One of the reasons I wanted to post this is that I made a website recently for Weird Web October that uses the iNaturalist API! Check it out here!
on iNaturalist, two banana slugs have escaped the west coast
iNaturalist is a site for citizens to submit photos of wild animals/insects/ plants for identification and tracking. If photos are confirmed by enough users, they become "research grade" and can be used by scientists.
This link on iNaturalist has a tab that shows a map of all sighted banana slugs. They are all on the west coast of North America except for two, one in Virginia and the other in upstate New York. These are the only two research grade photos of banana slugs outside the west coast, and each is thousands of miles from its natural habitat.
If you view the individual rogue slug observations, here and here, you can also see folks idly discussing how on earth these banana slugs even got to the east coast. Without more information, however, their curiosity will never be satisfied. These slugs just got out here somehow; we'll never know their stories.

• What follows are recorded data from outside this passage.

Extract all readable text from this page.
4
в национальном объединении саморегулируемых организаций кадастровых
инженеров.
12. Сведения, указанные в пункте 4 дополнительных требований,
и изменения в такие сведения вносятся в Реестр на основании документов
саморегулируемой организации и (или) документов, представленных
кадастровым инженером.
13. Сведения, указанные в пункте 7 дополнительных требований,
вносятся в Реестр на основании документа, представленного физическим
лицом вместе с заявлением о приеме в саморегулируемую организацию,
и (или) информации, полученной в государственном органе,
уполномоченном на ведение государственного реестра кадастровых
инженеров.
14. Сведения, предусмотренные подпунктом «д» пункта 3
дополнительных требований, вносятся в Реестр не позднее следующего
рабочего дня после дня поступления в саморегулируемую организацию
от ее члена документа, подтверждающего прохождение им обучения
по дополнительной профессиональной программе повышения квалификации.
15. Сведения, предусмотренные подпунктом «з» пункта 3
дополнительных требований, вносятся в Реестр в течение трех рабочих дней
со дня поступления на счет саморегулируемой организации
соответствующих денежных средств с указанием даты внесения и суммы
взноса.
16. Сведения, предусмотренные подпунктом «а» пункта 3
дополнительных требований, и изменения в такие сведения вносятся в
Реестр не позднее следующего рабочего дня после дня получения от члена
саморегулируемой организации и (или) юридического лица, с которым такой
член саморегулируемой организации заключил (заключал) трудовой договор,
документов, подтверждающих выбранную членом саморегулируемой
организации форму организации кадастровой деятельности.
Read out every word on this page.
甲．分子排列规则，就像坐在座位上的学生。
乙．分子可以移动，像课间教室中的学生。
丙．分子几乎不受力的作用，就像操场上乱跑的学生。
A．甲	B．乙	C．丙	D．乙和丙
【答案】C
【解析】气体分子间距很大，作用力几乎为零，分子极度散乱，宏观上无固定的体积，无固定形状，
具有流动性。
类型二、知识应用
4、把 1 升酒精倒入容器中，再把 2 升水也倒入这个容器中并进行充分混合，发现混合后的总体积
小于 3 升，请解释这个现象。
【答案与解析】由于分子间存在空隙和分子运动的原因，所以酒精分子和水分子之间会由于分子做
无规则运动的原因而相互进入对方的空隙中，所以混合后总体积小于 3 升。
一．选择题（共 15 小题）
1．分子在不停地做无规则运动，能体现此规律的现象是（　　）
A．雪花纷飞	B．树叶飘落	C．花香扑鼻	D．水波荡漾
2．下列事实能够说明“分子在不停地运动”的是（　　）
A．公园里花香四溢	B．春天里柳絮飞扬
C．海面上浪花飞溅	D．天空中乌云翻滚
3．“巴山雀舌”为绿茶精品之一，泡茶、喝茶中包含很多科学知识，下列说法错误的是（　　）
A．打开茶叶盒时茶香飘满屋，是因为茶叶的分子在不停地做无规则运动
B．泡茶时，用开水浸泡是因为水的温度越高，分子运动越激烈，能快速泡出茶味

Elsewhere on iNaturalist, folks are much more aggro about classifying and verifying out-of-range identifications. Earlier this year I was very interested in looking at the spread of spotted lanternflies in the United States. This is an invasive species which is actively spreading throughout NY and PA. This summer saw a rash of news stories about the lanternfly, as well as communications from state agencies urging citizens to kill the flies wherever they see them.
The spotted lanternfly is not known to bite humans. You can kill spotted lanternflies mechanically, by swatting or crushing them. However, when you threaten them, they are able to quickly jump far away from you, so mechanical control is not easy to achieve.
The spread of these creatures is so tense and concerning that folks on iNaturalist became very testy about confirming lanternflies found very far away from the mid-Atlantic, specifically if they were found inside food packaging or were otherwise very clearly carried there by humans. This observation contains a fascinating argument between different scientists about whether a lanternfly should be marked as "wild" or "captive" if it got to Utah in a produce bag.
I find this site extremely entertaining! It has a mobile app that anyone can use to submit pictures of wild plants and animals, including of things you have no idea how to identify. If you go on the site, you can also view live feeds of animal sightings across the world. For example, here's a search I made for all the wild African Lions in the system. There aren't many. But if you search for every house sparrow on the planet, you start to see multiple an hour. Some of them need identification!
It's a cool site. I recommend checking it out!